• SC 56 bis

    Athanase d'Alexandrie

    Deux apologies
    À l'empereur Constance. Pour sa fuite

    décembre 1987

    Introduction, texte critique, traduction et notes de Jan M. Szymusiak, s.j.

    Ouvrage publié avec le concours de l'Œuvre d'Orient et du Centre National des Lettres.
    Deuxième édition revue et corrigée (remplace le n° 56 paru en 1958)
    ISBN : 9782204026956
    276 pages
    Accusé à tort et pourchassé, Athanase se réfugie dans le désert et se justifie.

    Présentation

    La paix de l'Église, édictée par Constantin, a mis un terme à la persécution des chrétiens par la puissance publique. Elle n'a en rien établi l'Église dans le calme parfait que l'on imagine. Le combat s'est déplacé. Autour de l'hérésie d'Arius, des luttes, aussi violentes que confuses, s'emparent de l'Orient et de l'Occident. L'ingérence impériale augmente encore le trouble.
    Athanase, le grand défenseur de la foi de Nicée, a été tout spécialement atteint par ces secousses.
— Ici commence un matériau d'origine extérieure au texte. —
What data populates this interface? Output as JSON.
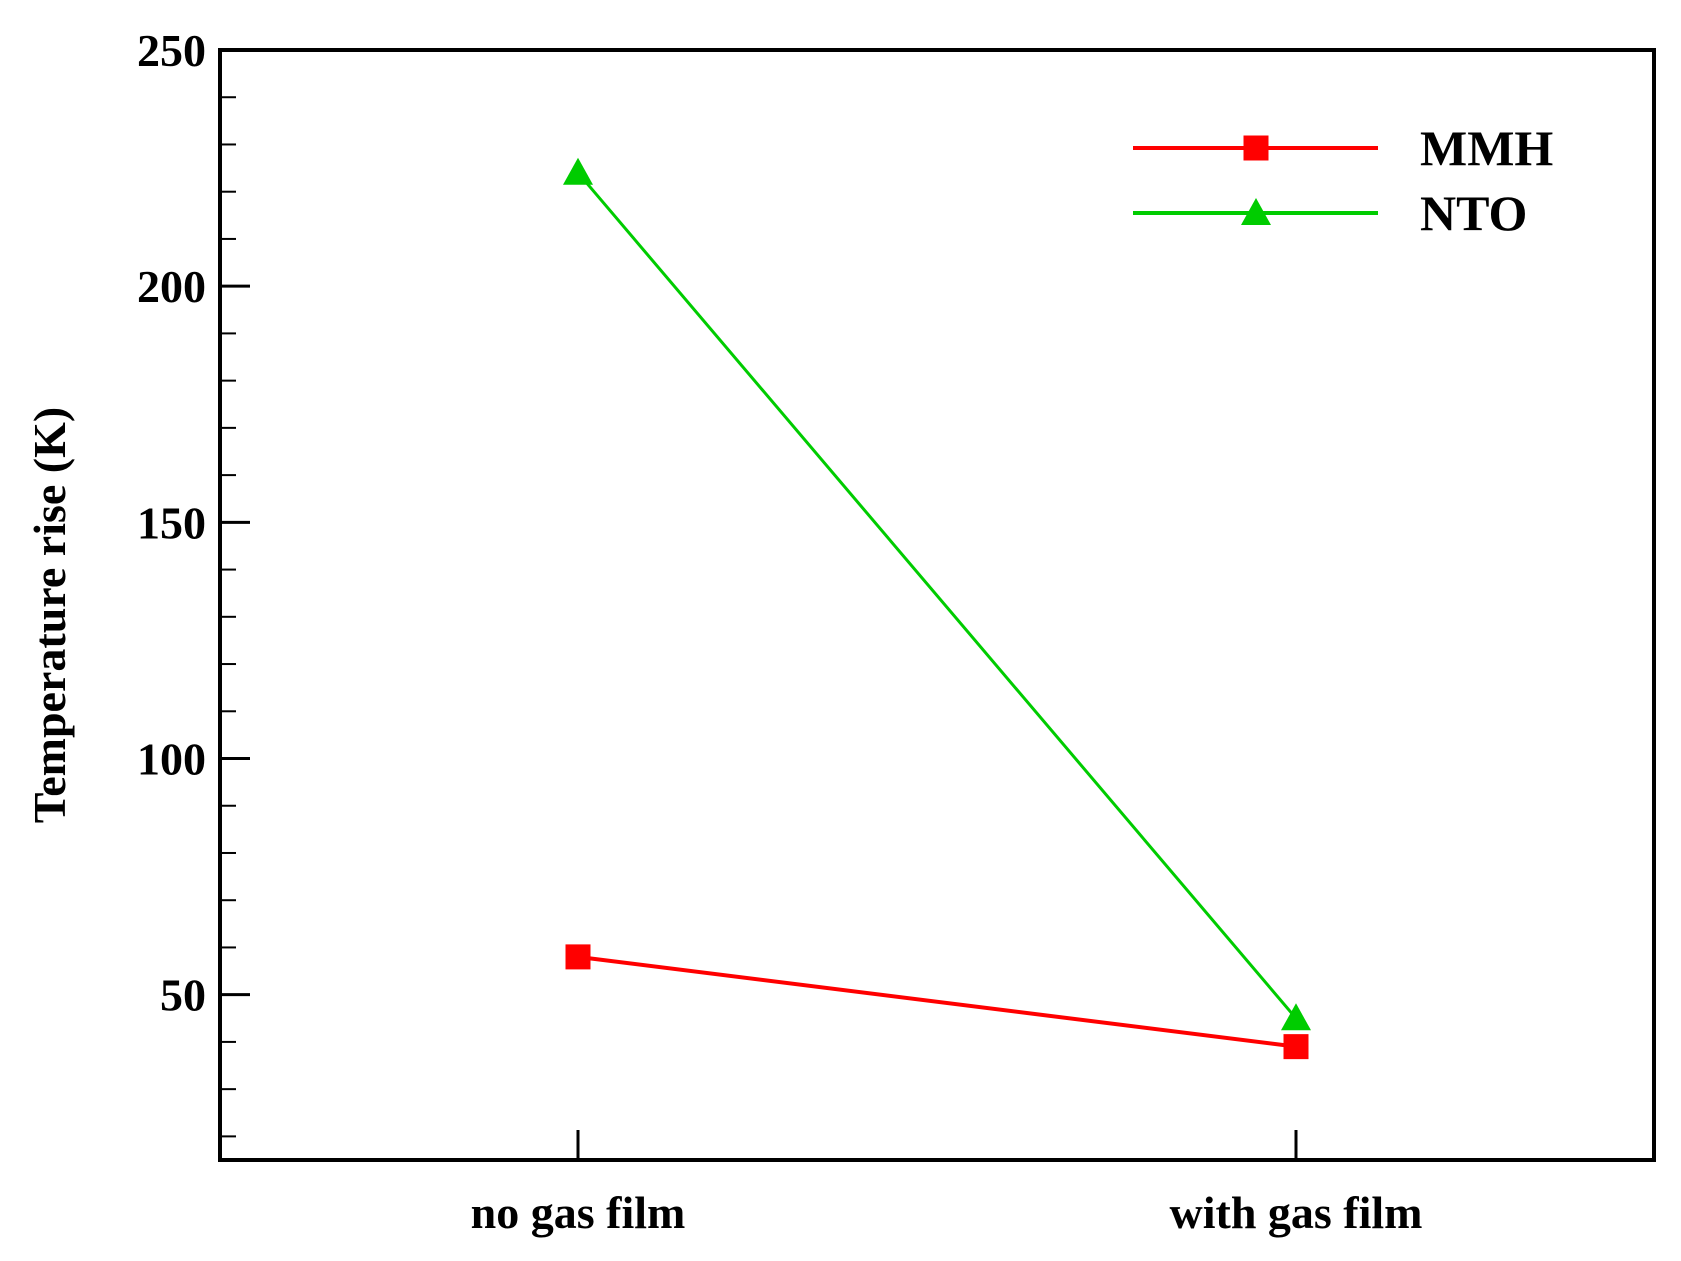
{
  "chart_data": {
    "type": "line",
    "title": "",
    "xlabel": "",
    "ylabel": "Temperature rise (K)",
    "categories": [
      "no gas film",
      "with gas film"
    ],
    "ylim": [
      15,
      250
    ],
    "yticks": [
      50,
      100,
      150,
      200,
      250
    ],
    "yminor_step": 10,
    "grid": false,
    "legend_position": "top-right",
    "series": [
      {
        "name": "MMH",
        "values": [
          58,
          39
        ],
        "color": "#ff0000",
        "marker": "square"
      },
      {
        "name": "NTO",
        "values": [
          224,
          45
        ],
        "color": "#00cc00",
        "marker": "triangle"
      }
    ]
  }
}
L'évêque d'Alexandrie a passé dix-sept ans en exil sur les quarante-cinq de son épiscopat. Et il a dû se défendre des calomnies lancées contre lui au sujet de ces absences forcées.
    Les deux Apologies donnent un aperçu direct sur l'âpreté des dissensions qui ont déchiré l'Église du IVe siècle. Elles sont de précieux documents pour la réflexion sur les rapports de l'Église et de l'État. Elles sont un témoignage de foi de la part d'un homme qui souffre violence pour la justice et d'un évêque que ne cesse de tenir éveillé le souci de ses fidèles.

    Le mot du directeur de Collection

    Avec les Deux Apologies d'Athanase d'Alexandrie (Jan M. Szymusiak a complètement remis à jour, dans ce n° 56 bis, sa première édition), nous voici transportés du début du IVe siècle. La fin des persécutions n'a pas du tout établi dans la tranquillité cette Église « constantinienne » dont on a tellement faussé l'image. C'est une période très tourmentée où s'affrontent Ariens et Nicéens et où les empereurs favorisent dans l'ensemble plutôt l'hérésie. Ainsi l'orthodoxie a-t-elle eu à s'opposer à Constance, fils et successeur de Constantin sur l'Orient comme sur l'Occident.
    Au moment le plus aigu du conflit, la défense de la foi a fait corps avec une protestation de liberté religieuse. Tels résonnent encore les courts et véhéments traités du grand témoin que fut Athanase.